Now take $h(x) := g(x) - g(0)$, whence $ h(u) + h(v) = 2h((u+v)/2)$ and $h(0) = 0$.

Thus,

$$h(u+v) = h(u+v) + h(0) = 2h((u+v+0)/2) = 2h((u+v)/2) = h(u) + h(v),$$

and we see that $h$ must be a linear function. It is also continuous as the uniform limit of continuous functions.

Finally, it can be shown that a linear function with points of continuity must be of the form $h(x) = h(1)x$ and, therefore,

$$g(x) = h(x) + g(0) = h(1)x + g(0) = ax+b$$

Answer 2

I cannot post comments, so I'll give some idea in form of an answer. First, note that for $x < y$ $$ g(x) - g(y) = \lim_{r\to\infty} \dfrac{1}{2r} \left( \int_{x-r}^{y-r} f(t)dt + \int_{x+r}^{y+r} f(t)dt\right). $$ For $y = 0$, we get a new function $h(x) := g(x) - g(0)$. If we can prove that $h$ is linear, we are done. From the above, this seems quite probable, because the integrals on the right should only depend on the gap between $x$ and $y$!

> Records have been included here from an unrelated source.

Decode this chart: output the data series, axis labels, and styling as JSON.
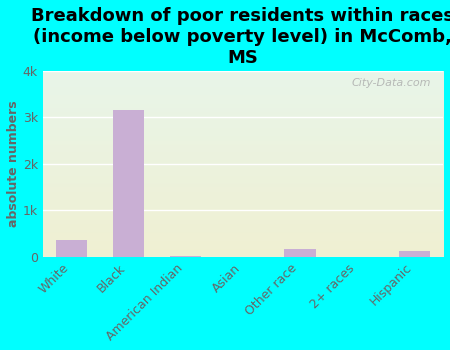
{
  "title": "Breakdown of poor residents within races\n(income below poverty level) in McComb,\nMS",
  "categories": [
    "White",
    "Black",
    "American Indian",
    "Asian",
    "Other race",
    "2+ races",
    "Hispanic"
  ],
  "values": [
    370,
    3150,
    25,
    0,
    160,
    0,
    130
  ],
  "bar_color": "#c9afd4",
  "ylabel": "absolute numbers",
  "ylim": [
    0,
    4000
  ],
  "yticks": [
    0,
    1000,
    2000,
    3000,
    4000
  ],
  "ytick_labels": [
    "0",
    "1k",
    "2k",
    "3k",
    "4k"
  ],
  "background_color": "#00ffff",
  "watermark": "City-Data.com",
  "title_fontsize": 13,
  "label_fontsize": 9,
  "tick_color": "#666666"
}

For starting, take $x,y < 0$. Then $$ \dfrac{1}{2r}\int_{(x+y) - r}^{-r} f(t)dt = \dfrac{1}{2r}\left(\int_{x + y-r}^{y-r} f(t)dt + \int_{y-r}^{-r} f(t)dt\right), $$ giving $$ \dfrac{r-y}{r}\dfrac{1}{2(r-y)}\int_{x - (r-y)}^{(r-y)} f(t)dt + \dfrac{1}{2r}\int_{x-r}^{-r} f(t)dt \sim \dfrac{1}{2r} \int_{x-r}^{-r} f(t)dt + \dfrac{1}{2r}\int_{y-r}^{-r}f(t)dt. $$ You can do the same thing with $x$ and $y$ arbitrary (at first sight...?), also for the second integral. This gives the functional equation $$ h(x+y) = h(x) + h(y), $$ which is sufficient for linearity, because we know that $g$ is continuous (uniform convergence).